NetBeans hat einen sehr mächtigen GUI-Builder an Board.


----------



## Gast (15. Nov 2004)

Hui  ich schauh mal... . *HEUL* mit ISDN dauert das ewig. Aber ich bin jung, ich kann ja warten.


----------



## Guest (16. Nov 2004)

Gast hat gesagt.:
			
		

> Ich brauch einfach einen simplen GUI-Ed. Den rest mach ich (und will ich) "von Hand" also z.B. wie Eclipse schreiben.



Warum nimmst du dann nicht den JBuilder? Der hat den besten Gui-Builder den es für SWING gibt.


----------



## L-ectron-X (16. Nov 2004)

Was gibt Dir denn die Sicherheit für diese Behauptung?


----------



## ak (17. Nov 2004)

@L-ectron-X ich habe beide Gui-Builder getestet.

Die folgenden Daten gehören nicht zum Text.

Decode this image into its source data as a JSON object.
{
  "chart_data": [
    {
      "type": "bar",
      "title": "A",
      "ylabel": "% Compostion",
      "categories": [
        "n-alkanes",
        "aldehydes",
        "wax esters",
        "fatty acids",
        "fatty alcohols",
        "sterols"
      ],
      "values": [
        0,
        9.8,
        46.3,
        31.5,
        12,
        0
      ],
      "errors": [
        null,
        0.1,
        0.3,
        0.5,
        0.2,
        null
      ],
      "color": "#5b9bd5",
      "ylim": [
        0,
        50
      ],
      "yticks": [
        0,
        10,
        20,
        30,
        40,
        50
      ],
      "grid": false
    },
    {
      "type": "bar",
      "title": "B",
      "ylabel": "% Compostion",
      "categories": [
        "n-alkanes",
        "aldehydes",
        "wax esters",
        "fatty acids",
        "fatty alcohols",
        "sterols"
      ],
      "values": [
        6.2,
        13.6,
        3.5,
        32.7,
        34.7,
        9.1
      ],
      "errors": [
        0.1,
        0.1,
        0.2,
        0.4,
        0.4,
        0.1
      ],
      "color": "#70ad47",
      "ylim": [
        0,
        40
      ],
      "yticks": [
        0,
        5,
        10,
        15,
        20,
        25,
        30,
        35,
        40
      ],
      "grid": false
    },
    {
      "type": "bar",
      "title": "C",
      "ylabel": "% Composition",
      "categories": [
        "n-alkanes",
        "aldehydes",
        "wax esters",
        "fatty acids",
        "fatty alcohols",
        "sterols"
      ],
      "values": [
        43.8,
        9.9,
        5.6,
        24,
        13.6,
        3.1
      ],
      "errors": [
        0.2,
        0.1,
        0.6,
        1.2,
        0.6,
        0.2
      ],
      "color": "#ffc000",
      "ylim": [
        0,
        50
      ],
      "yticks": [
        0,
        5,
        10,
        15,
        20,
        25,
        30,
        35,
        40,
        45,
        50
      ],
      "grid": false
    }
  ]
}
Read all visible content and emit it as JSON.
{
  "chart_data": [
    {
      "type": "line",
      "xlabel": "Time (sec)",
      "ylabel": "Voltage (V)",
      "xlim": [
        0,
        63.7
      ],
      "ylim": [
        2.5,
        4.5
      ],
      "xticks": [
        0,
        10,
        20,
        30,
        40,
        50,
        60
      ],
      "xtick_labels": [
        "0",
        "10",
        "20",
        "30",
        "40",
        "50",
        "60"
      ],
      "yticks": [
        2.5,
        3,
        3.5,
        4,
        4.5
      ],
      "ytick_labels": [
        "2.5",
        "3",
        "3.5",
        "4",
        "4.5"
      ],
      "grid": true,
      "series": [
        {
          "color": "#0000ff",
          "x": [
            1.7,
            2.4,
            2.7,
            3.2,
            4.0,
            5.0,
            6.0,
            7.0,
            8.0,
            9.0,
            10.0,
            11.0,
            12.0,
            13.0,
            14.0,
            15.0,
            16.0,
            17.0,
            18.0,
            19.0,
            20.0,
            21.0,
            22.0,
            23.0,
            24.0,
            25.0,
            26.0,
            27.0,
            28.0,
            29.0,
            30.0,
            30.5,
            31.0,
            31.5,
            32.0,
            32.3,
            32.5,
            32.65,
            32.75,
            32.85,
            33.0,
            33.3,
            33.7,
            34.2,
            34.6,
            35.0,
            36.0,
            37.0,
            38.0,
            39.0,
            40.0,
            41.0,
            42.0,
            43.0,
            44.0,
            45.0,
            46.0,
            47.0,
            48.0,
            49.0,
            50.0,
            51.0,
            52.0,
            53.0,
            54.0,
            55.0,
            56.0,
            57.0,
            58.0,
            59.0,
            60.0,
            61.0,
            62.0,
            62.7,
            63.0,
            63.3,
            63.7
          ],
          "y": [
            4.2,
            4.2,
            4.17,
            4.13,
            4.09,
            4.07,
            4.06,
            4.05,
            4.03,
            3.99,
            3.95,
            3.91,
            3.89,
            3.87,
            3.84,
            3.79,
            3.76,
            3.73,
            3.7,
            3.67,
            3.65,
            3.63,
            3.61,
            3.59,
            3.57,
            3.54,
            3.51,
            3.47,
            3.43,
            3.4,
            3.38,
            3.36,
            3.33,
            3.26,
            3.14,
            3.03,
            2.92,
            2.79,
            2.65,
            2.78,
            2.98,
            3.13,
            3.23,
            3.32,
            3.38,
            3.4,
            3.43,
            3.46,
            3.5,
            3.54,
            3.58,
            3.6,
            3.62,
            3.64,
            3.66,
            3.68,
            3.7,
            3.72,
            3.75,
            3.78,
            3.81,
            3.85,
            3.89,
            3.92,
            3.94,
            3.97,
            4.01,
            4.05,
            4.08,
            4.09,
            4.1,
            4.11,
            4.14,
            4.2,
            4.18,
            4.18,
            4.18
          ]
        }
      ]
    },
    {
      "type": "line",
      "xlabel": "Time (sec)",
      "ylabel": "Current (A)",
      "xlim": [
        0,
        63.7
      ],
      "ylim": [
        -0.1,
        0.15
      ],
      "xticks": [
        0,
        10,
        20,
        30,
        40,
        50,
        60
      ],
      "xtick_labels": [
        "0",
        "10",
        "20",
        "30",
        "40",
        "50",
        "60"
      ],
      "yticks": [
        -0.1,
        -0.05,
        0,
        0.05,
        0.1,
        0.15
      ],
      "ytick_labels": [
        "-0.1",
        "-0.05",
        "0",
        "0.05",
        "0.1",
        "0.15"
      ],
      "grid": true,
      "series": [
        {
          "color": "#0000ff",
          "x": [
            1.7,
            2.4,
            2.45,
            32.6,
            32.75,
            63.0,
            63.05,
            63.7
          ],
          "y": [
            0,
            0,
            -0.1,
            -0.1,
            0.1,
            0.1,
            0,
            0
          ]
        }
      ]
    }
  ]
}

Vorteile von Netbeans:  generierter Code sieht übersichtlicher aus

Vorteile vom JBuilder X: einfacher zu bedienen, mehr Funktionalität und komfortabler (Drag&Drop).

Zu bedenken ist, dass der Gui-Builder des JBuilder 2005 jetzt noch einige Verbesserungen erfahren hat.

P.S. ich möchte hier aber keinen Glaubenskrieg entfachen.
P.P.S. ich bin auch kein Borlandmitarbeiter 

Gruß


----------



## dark_red (17. Nov 2004)

Anonymous hat gesagt.:
			
		

> Warum nimmst du dann nicht den JBuilder? Der hat den besten Gui-Builder den es für SWING gibt.


Du hast noch nie Intellij 4 benutzt.


----------



## Luma (11. Dez 2004)

Kann man denn den NetBeans Ed auch für kommerzielle Zwecke nutzen??


----------



## L-ectron-X (11. Dez 2004)

Ja, das ist erlaubt.


----------